One of the first things the skaters decided to do was go to Montreal to work with choreographer Julie Marcotte. She came up with ideas for both their short program and free skate, and they took her plans to heart. They use "Stray Cat Strut" and "Pink Panther" for their short and a tango for the free skate, and they haven't veered off Marcotte's course.

Their work and change in attitude have paid off.

They opened the season with a fifth-place showing at Skate America and followed up with their first international victory, at the 2012 Ice Challenge in Graz, Austria. Then they earned their first Grand Prix medal, a bronze, at the NHK Trophy.

When 2012 U.S. champions Caydee Denney and John Coughlin withdrew from the 2013 U.S. Championships (he suffered a hip injury), Castelli and Shnapir found themselves in the unusual and unexpected position as favorites for the title.
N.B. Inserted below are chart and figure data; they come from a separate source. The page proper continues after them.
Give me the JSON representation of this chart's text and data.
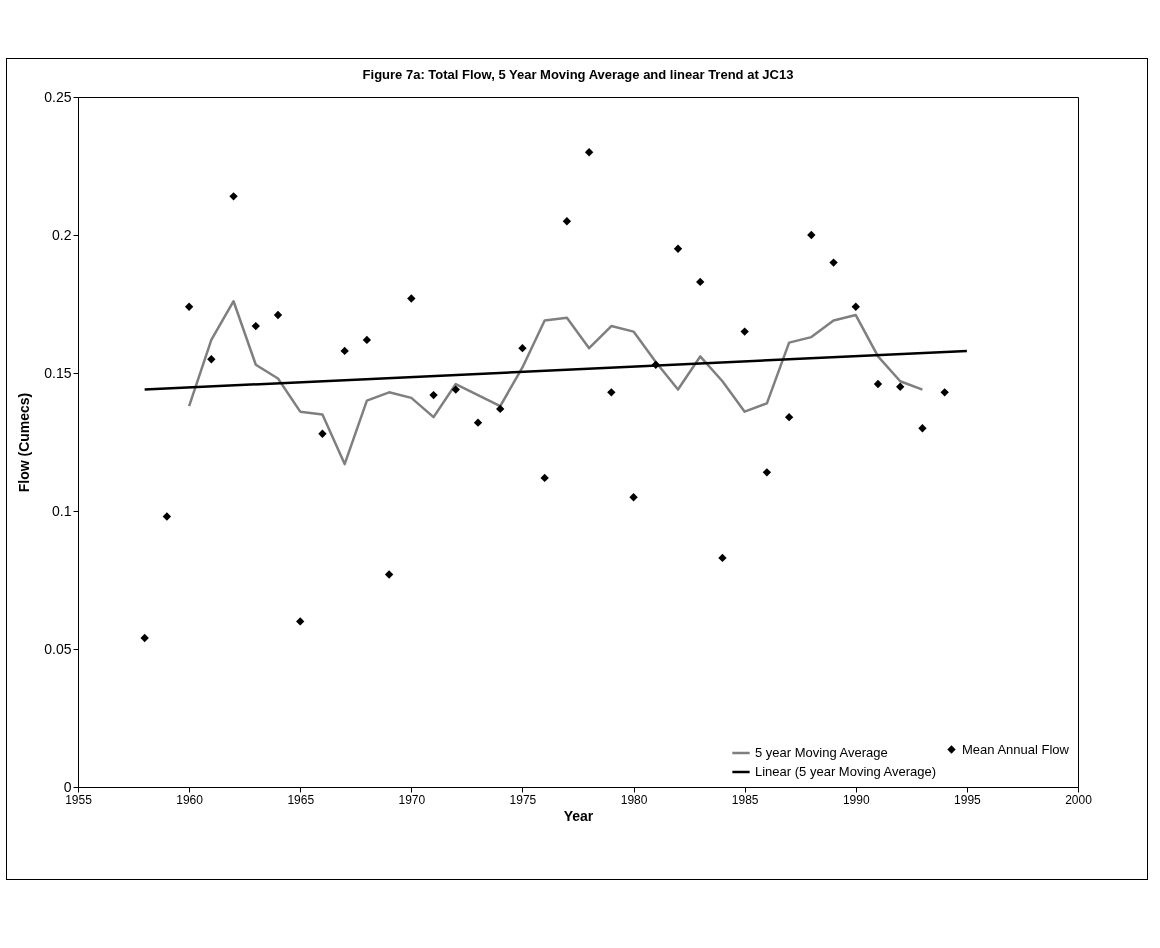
{
  "chart_data": {
    "type": "scatter",
    "title": "Figure 7a: Total Flow, 5 Year Moving Average and linear Trend at JC13",
    "xlabel": "Year",
    "ylabel": "Flow (Cumecs)",
    "xlim": [
      1955,
      2000
    ],
    "xticks": [
      1955,
      1960,
      1965,
      1970,
      1975,
      1980,
      1985,
      1990,
      1995,
      2000
    ],
    "ylim": [
      0,
      0.25
    ],
    "yticks": [
      0,
      0.05,
      0.1,
      0.15,
      0.2,
      0.25
    ],
    "grid": false,
    "legend": "bottom right",
    "line_style": "solid",
    "series": [
      {
        "name": "Mean Annual Flow",
        "marker": "diamond",
        "color": "#000000",
        "x": [
          1958,
          1959,
          1960,
          1961,
          1962,
          1963,
          1964,
          1965,
          1966,
          1967,
          1968,
          1969,
          1970,
          1971,
          1972,
          1973,
          1974,
          1975,
          1976,
          1977,
          1978,
          1979,
          1980,
          1981,
          1982,
          1983,
          1984,
          1985,
          1986,
          1987,
          1988,
          1989,
          1990,
          1991,
          1992,
          1993,
          1994
        ],
        "values": [
          0.054,
          0.098,
          0.174,
          0.155,
          0.214,
          0.167,
          0.171,
          0.06,
          0.128,
          0.158,
          0.162,
          0.077,
          0.177,
          0.142,
          0.144,
          0.132,
          0.137,
          0.159,
          0.112,
          0.205,
          0.23,
          0.143,
          0.105,
          0.153,
          0.195,
          0.183,
          0.083,
          0.165,
          0.114,
          0.134,
          0.2,
          0.19,
          0.174,
          0.146,
          0.145,
          0.13,
          0.143
        ]
      },
      {
        "name": "5 year Moving Average",
        "type": "line",
        "marker": "none",
        "color": "#7f7f7f",
        "x": [
          1960,
          1961,
          1962,
          1963,
          1964,
          1965,
          1966,
          1967,
          1968,
          1969,
          1970,
          1971,
          1972,
          1973,
          1974,
          1975,
          1976,
          1977,
          1978,
          1979,
          1980,
          1981,
          1982,
          1983,
          1984,
          1985,
          1986,
          1987,
          1988,
          1989,
          1990,
          1991,
          1992,
          1993
        ],
        "values": [
          0.138,
          0.162,
          0.176,
          0.153,
          0.148,
          0.136,
          0.135,
          0.117,
          0.14,
          0.143,
          0.141,
          0.134,
          0.146,
          0.142,
          0.138,
          0.152,
          0.169,
          0.17,
          0.159,
          0.167,
          0.165,
          0.154,
          0.144,
          0.156,
          0.147,
          0.136,
          0.139,
          0.161,
          0.163,
          0.169,
          0.171,
          0.156,
          0.147,
          0.144
        ]
      },
      {
        "name": "Linear (5 year Moving Average)",
        "type": "line",
        "marker": "none",
        "color": "#000000",
        "x": [
          1958,
          1995
        ],
        "values": [
          0.144,
          0.158
        ]
      }
    ]
  }
}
After all, they had never been on the podium at nationals at the senior level, much less the team to beat for gold.

"To be considered favorites at nationals was amazing and something I never could've imagined," Castelli said.

Yet Castelli and Shnapir turned those sudden expectations into reality, earning the national title and a berth to the 2013 World Championships.

Martin, for one, has been pleased with the transformation. Not only are the skaters more enjoyable to work with, but their level of skating has improved. Martin's philosophy is to keep a team's average performance at a high level so he has an idea of how much to expect at a competition. In the past, there was so much tension that it was tough for anyone to gauge how they would perform.

That's changed for the better.

"I can stand now at the board and know what to expect," Martin said.

When asked about his expectations for the team at the world championships, Martin said, "I want to see a good, solid competition from the moment they step on that plane to the moment they come back to Boston. I also want them to enjoy themselves. They've earned this. They deserve this."

New to the international scene, Castelli and Shnapir still have a ways to go toward polishing their skating and making a name for themselves. They are an incredibly strong team, and they feature huge triple twists and big throws -- they have worked on throw triple Axels and throw quads, though they said they don't plan to attempt one in competition at worlds. But there is definite room for improvement with spins and overall artistry.

In the scheme of things, however, especially considering how far they have come from last year, those criticisms pale by comparison.

They are looking forward, not back.

"We've really committed to each other," Castelli said. "It's amazing what we can achieve together, and it hasn't stopped yet. And we have even bigger goals and dreams for the next year."